Whatever the original artist intended, I find this picture very helpful in reminding me that the world I see around me, and all my concerns, and the way I see things, are all in a bubble, my view of things is very limited. I need Christ in his incarnation and epiphany to train my eyes beyond, so that my picture of things can be transformed.
We must be careful here – this is not about leaving our life behind. It is not suggesting a division between earthly life and the life of heaven, or that we should try to leave life behind in our quest for heaven. The miracle at Cana makes clear that for us earth and heaven go hand-in-hand. God’s glory is revealed in everyday life. That’s difficult for us – it’s difficult to remain aware that the whole of life is an epiphany, with Christ present in everything around us waiting for us to see. Christ calls the fishermen to leave their nets and follow him, but what they follow him into is the hurly-burly of life, not away from it, and we are told that they also carried on fishing.
Similarly in the Church: in the liturgy, the Scriptures, our daily prayer, we are coaxed out of the bubble of our daily life, not to leave it behind, but to bring it with us, but in the process we negin to see daily life differently.
In particular we are warned against domestication. Domestication of our lives, domestication of Christianity. When we domesticate the gospel we fill up the crater left by Christ’s bomb with stuff that we like. Christ shows us that our emptiness can only be filled by the God who is sovereign over all things, God who often gives us what we weren’t wanting. The French writer Paul Claudel speaks of God as a difficult lodger who moves furniture around, knocks nails in the walls, and even breaks up the furniture in order to light a fire. In monastic life it certainly feels that God is like that, breaking up our such-nice furniture all the time. It’s the case also in a residential theological College – we are challenged beyond our domestic bubbles – the bubbles bounce into each other, and divine grace enables a miracle whereby the bubble doesn’t go pop but gently opens up. In our parishes as well Christ is waiting to reveal his glory: in the Scriptures, in the liturgy, in our prayer, and in the people. Only Christ can lead us all out of domestication and towards himself.

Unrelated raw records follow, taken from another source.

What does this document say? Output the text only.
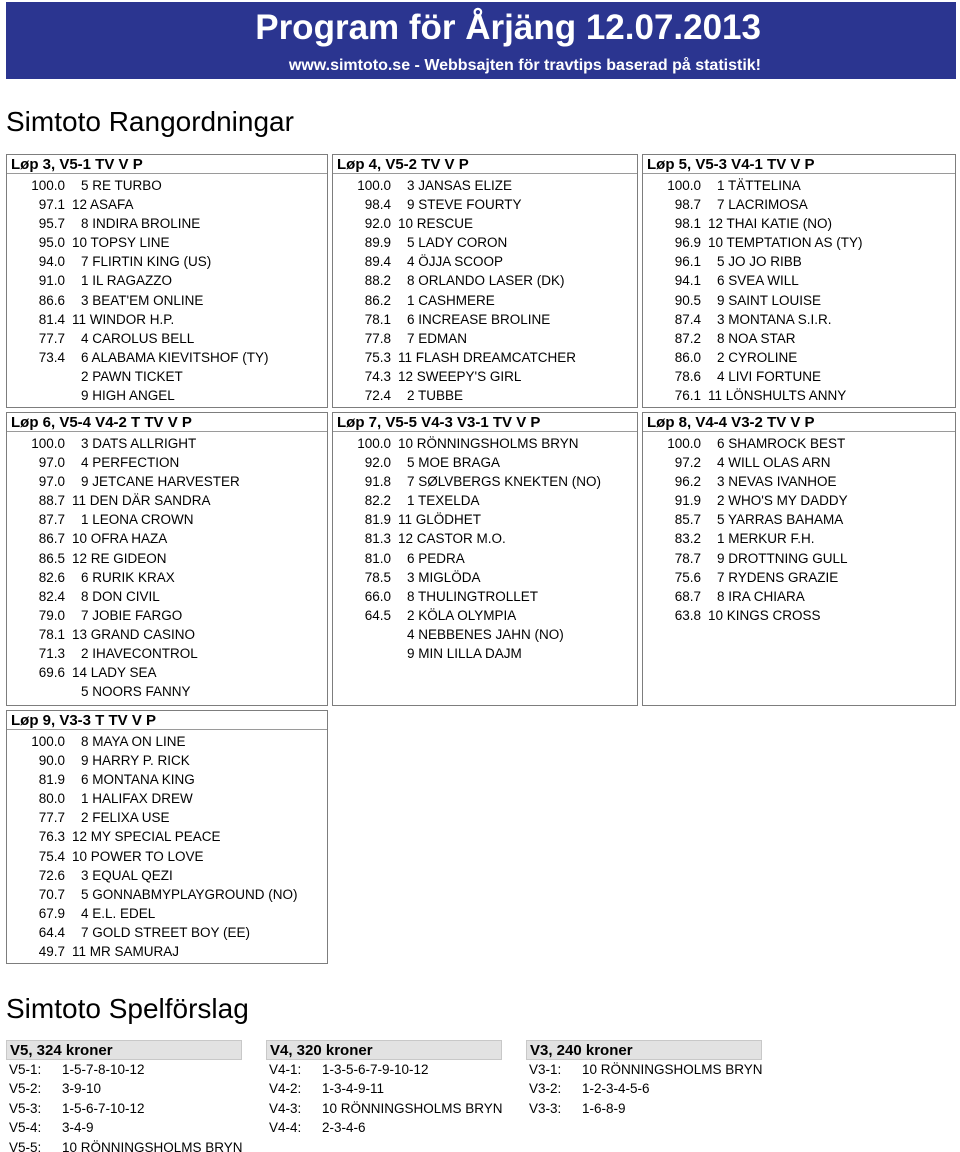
Program för Årjäng 12.07.2013
www.simtoto.se - Webbsajten för travtips baserad på statistik!
Simtoto Rangordningar
Løp 3, V5-1 TV V P
100.0 5 RE TURBO
97.1 12 ASAFA
95.7 8 INDIRA BROLINE
95.0 10 TOPSY LINE
94.0 7 FLIRTIN KING (US)
91.0 1 IL RAGAZZO
86.6 3 BEAT'EM ONLINE
81.4 11 WINDOR H.P.
77.7 4 CAROLUS BELL
73.4 6 ALABAMA KIEVITSHOF (TY)
2 PAWN TICKET
9 HIGH ANGEL
Løp 4, V5-2 TV V P
100.0 3 JANSAS ELIZE
98.4 9 STEVE FOURTY
92.0 10 RESCUE
89.9 5 LADY CORON
89.4 4 ÖJJA SCOOP
88.2 8 ORLANDO LASER (DK)
86.2 1 CASHMERE
78.1 6 INCREASE BROLINE
77.8 7 EDMAN
75.3 11 FLASH DREAMCATCHER
74.3 12 SWEEPY'S GIRL
72.4 2 TUBBE
Løp 5, V5-3 V4-1 TV V P
100.0 1 TÄTTELINA
98.7 7 LACRIMOSA
98.1 12 THAI KATIE (NO)
96.9 10 TEMPTATION AS (TY)
96.1 5 JO JO RIBB
94.1 6 SVEA WILL
90.5 9 SAINT LOUISE
87.4 3 MONTANA S.I.R.
87.2 8 NOA STAR
86.0 2 CYROLINE
78.6 4 LIVI FORTUNE
76.1 11 LÖNSHULTS ANNY
Løp 6, V5-4 V4-2 T TV V P
100.0 3 DATS ALLRIGHT
97.0 4 PERFECTION
97.0 9 JETCANE HARVESTER
88.7 11 DEN DÄR SANDRA
87.7 1 LEONA CROWN
86.7 10 OFRA HAZA
86.5 12 RE GIDEON
82.6 6 RURIK KRAX
82.4 8 DON CIVIL
79.0 7 JOBIE FARGO
78.1 13 GRAND CASINO
71.3 2 IHAVECONTROL
69.6 14 LADY SEA
5 NOORS FANNY
Løp 7, V5-5 V4-3 V3-1 TV V P
100.0 10 RÖNNINGSHOLMS BRYN
92.0 5 MOE BRAGA
91.8 7 SØLVBERGS KNEKTEN (NO)
82.2 1 TEXELDA
81.9 11 GLÖDHET
81.3 12 CASTOR M.O.
81.0 6 PEDRA
78.5 3 MIGLÖDA
66.0 8 THULINGTROLLET
64.5 2 KÖLA OLYMPIA
4 NEBBENES JAHN (NO)
9 MIN LILLA DAJM
Løp 8, V4-4 V3-2 TV V P
100.0 6 SHAMROCK BEST
97.2 4 WILL OLAS ARN
96.2 3 NEVAS IVANHOE
91.9 2 WHO'S MY DADDY
85.7 5 YARRAS BAHAMA
83.2 1 MERKUR F.H.
78.7 9 DROTTNING GULL
75.6 7 RYDENS GRAZIE
68.7 8 IRA CHIARA
63.8 10 KINGS CROSS
Løp 9, V3-3 T TV V P
100.0 8 MAYA ON LINE
90.0 9 HARRY P. RICK
81.9 6 MONTANA KING
80.0 1 HALIFAX DREW
77.7 2 FELIXA USE
76.3 12 MY SPECIAL PEACE
75.4 10 POWER TO LOVE
72.6 3 EQUAL QEZI
70.7 5 GONNABMYPLAYGROUND (NO)
67.9 4 E.L. EDEL
64.4 7 GOLD STREET BOY (EE)
49.7 11 MR SAMURAJ
Simtoto Spelförslag
V5, 324 kroner
V5-1: 1-5-7-8-10-12
V5-2: 3-9-10
V5-3: 1-5-6-7-10-12
V5-4: 3-4-9
V5-5: 10 RÖNNINGSHOLMS BRYN
V4, 320 kroner
V4-1: 1-3-5-6-7-9-10-12
V4-2: 1-3-4-9-11
V4-3: 10 RÖNNINGSHOLMS BRYN
V4-4: 2-3-4-6
V3, 240 kroner
V3-1: 10 RÖNNINGSHOLMS BRYN
V3-2: 1-2-3-4-5-6
V3-3: 1-6-8-9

St Benedict says in the Prologue to his Rule: “do not immediately be dismayed and run away in fear from the way of salvation, whose entrance must necessarily be narrow.… But as we advance … Our heart will be enlarged”. This is a journey from being small to being enlarged.
You might think that the talk of explosions, craters and difficult lodgers is a bit macho – God however is not macho – God is love, love that is crucified. Not for itself, but for us. Surprisingly, this bomb, this explosion, is for our peace. It is for
the póor in spírit
thóse who mourn,
the púre in heart,
We need to be helped out of ourselves. The only thing that will do this is Christ’s glory, made manifest in the the incarnation, crucifixion and resurrection, and manifested too in the people around us, if only we will see. And this glory is not far below the surface in what happened at that wedding.